Last Year at Marienbad: Criterion Collection Edition (1961)
Available: April 1
Directed by: Alain Resnais
Written by: Alain Resnais
To emit: Delphine Seyrig, Giorgio Albertazzi, Sacha Pitoëff
Often described as a puzzle, this film deconstructs the idea of the middle ground and offers an enigmatic French New Wave drama. It is surreal, serving events both present and past. This past, however, could be entirely made up. His characters dress impeccably and hang out in an equally luxurious European hotel. They don’t have names. The man wants the woman to believe that they have met before, but right? The movie never settles on one answer. It contains elements of parody without being technically fully parodic. Its wonderful composition of shots, music, sense of flow, and playful narrative pieces land it on many lists of the greatest films ever made. His refusal to provide answers makes him highly reassessable and highly dissectable.

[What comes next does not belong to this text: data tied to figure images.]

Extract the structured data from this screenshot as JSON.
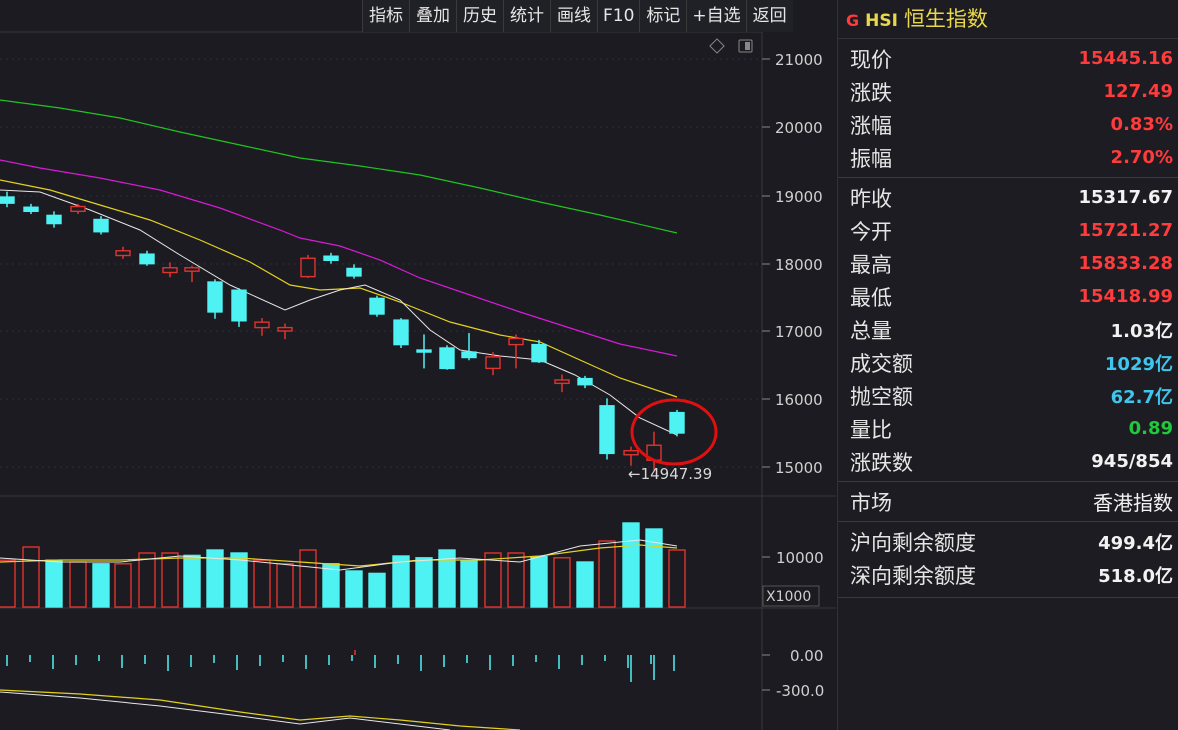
{
  "toolbar": {
    "buttons": [
      "指标",
      "叠加",
      "历史",
      "统计",
      "画线",
      "F10",
      "标记",
      "+自选",
      "返回"
    ]
  },
  "chart": {
    "price_axis": [
      "21000",
      "20000",
      "19000",
      "18000",
      "17000",
      "16000",
      "15000"
    ],
    "low_annotation": "←14947.39",
    "volume_axis": "10000",
    "volume_unit": "X1000",
    "macd_axis": [
      "0.00",
      "-300.0"
    ]
  },
  "panel": {
    "market_prefix": "G",
    "code": "HSI",
    "name": "恒生指数",
    "quote_rows": [
      {
        "label": "现价",
        "value": "15445.16",
        "color": "red"
      },
      {
        "label": "涨跌",
        "value": "127.49",
        "color": "red"
      },
      {
        "label": "涨幅",
        "value": "0.83%",
        "color": "red"
      },
      {
        "label": "振幅",
        "value": "2.70%",
        "color": "red"
      }
    ],
    "detail_rows": [
      {
        "label": "昨收",
        "value": "15317.67",
        "color": "white"
      },
      {
        "label": "今开",
        "value": "15721.27",
        "color": "red"
      },
      {
        "label": "最高",
        "value": "15833.28",
        "color": "red"
      },
      {
        "label": "最低",
        "value": "15418.99",
        "color": "red"
      },
      {
        "label": "总量",
        "value": "1.03亿",
        "color": "white"
      },
      {
        "label": "成交额",
        "value": "1029亿",
        "color": "cyan"
      },
      {
        "label": "抛空额",
        "value": "62.7亿",
        "color": "cyan"
      },
      {
        "label": "量比",
        "value": "0.89",
        "color": "green"
      },
      {
        "label": "涨跌数",
        "value": "945/854",
        "color": "white"
      }
    ],
    "market": {
      "label": "市场",
      "value": "香港指数"
    },
    "quota_rows": [
      {
        "label": "沪向剩余额度",
        "value": "499.4亿"
      },
      {
        "label": "深向剩余额度",
        "value": "518.0亿"
      }
    ]
  },
  "colors": {
    "up": "#e0342f",
    "down": "#4ff2f2",
    "ma5": "#e8e8e8",
    "ma10": "#e4d11f",
    "ma20": "#d81ad8",
    "ma60": "#1fc51f",
    "highlight": "#e11010"
  }
}
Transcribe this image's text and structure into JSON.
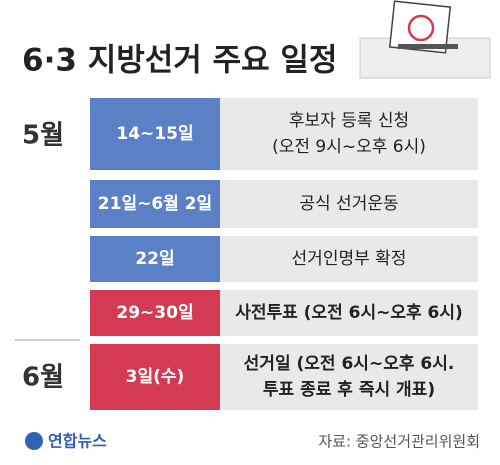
{
  "header": {
    "title": "6·3 지방선거 주요 일정"
  },
  "months": [
    "5월",
    "6월"
  ],
  "rows": [
    {
      "date": "14~15일",
      "event": [
        "후보자 등록 신청",
        "(오전 9시~오후 6시)"
      ],
      "color": "#5b80c6",
      "bold": false
    },
    {
      "date": "21일~6월 2일",
      "event": [
        "공식 선거운동"
      ],
      "color": "#5b80c6",
      "bold": false
    },
    {
      "date": "22일",
      "event": [
        "선거인명부 확정"
      ],
      "color": "#5b80c6",
      "bold": false
    },
    {
      "date": "29~30일",
      "event": [
        "사전투표 (오전 6시~오후 6시)"
      ],
      "color": "#d43a52",
      "bold": true
    },
    {
      "date": "3일(수)",
      "event": [
        "선거일 (오전 6시~오후 6시.",
        "투표 종료 후 즉시 개표)"
      ],
      "color": "#d43a52",
      "bold": true
    }
  ],
  "footer": {
    "logo": "연합뉴스",
    "source": "자료: 중앙선거관리위원회"
  }
}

Better Luck Tomorrow (2002)
Available: April 1
Directed by: justin lin
Written by: Ernesto Foronda, Justin Lin, Fabian Marquez
To emit: Parry Shen, Jason Tobin, Sung Kang, Roger Fan, John Cho
This coming-of-age crime drama premiering at Sundance is the second feature film from justin linwho, four years later, would lead Fast and Furious: Tokyo Driftthat he would start his way to be the godfather of that franchise. better luck tomorrow tells the story of a group of Asian-American teenagers (who are doing great things with their lives in every way) who become bored with the baggage of expectations and stagnant achievement, and trade it in for a life of criminal misadventures. . Far from being a feel-good story about high school life in sunny California, it delves into the dark Scorsese-influenced degradation and stylish violence of independent cinema. It caused a bit of controversy for Lin, but found supporters in roger ebert (who vocally enjoyed it) and, interestingly, MC Hammer (whose cash injection would help make the picture in the first place). viewer of the Fast and Furious Movies know that Lin directs with style and energy, and both are on display here. It’s a movie that deals with serious topics and hard stuff, but it’s a Justin Lin movie, so it’s a lot of fun to watch.
Ministry of Fear (1944)
Available: April 1
Directed by: Fritz Lang
Written by: Seton I Miller
To emit: Ray Milland Marjorie Reynolds
Another Criterion-approved noir for the road. Based on the novel of the same name, ministry of fear it has the whole premise: an innocent man, fresh out of a mental institution, wins a delicious cake, by accident. Inside this cake is a roll of microfilm. On this microfilm are incriminating Nazi secrets. As expected, these evil Nazis must hunt down our hero in search of this valuable MacGuffin. World War II was not over yet, and here was this image, competing with his iconography to tell not a propaganda story, but one of tension and fear so well executed that the coen brothers would pay homage to one of its key scenes in his masterful plain blood. Fritz Lang was a prolific director: his offer in German SUBWAY An early entry into the serial killer subgenre should also be sought, and the air of doom he brought to his early German films is throughout this Hollywood output.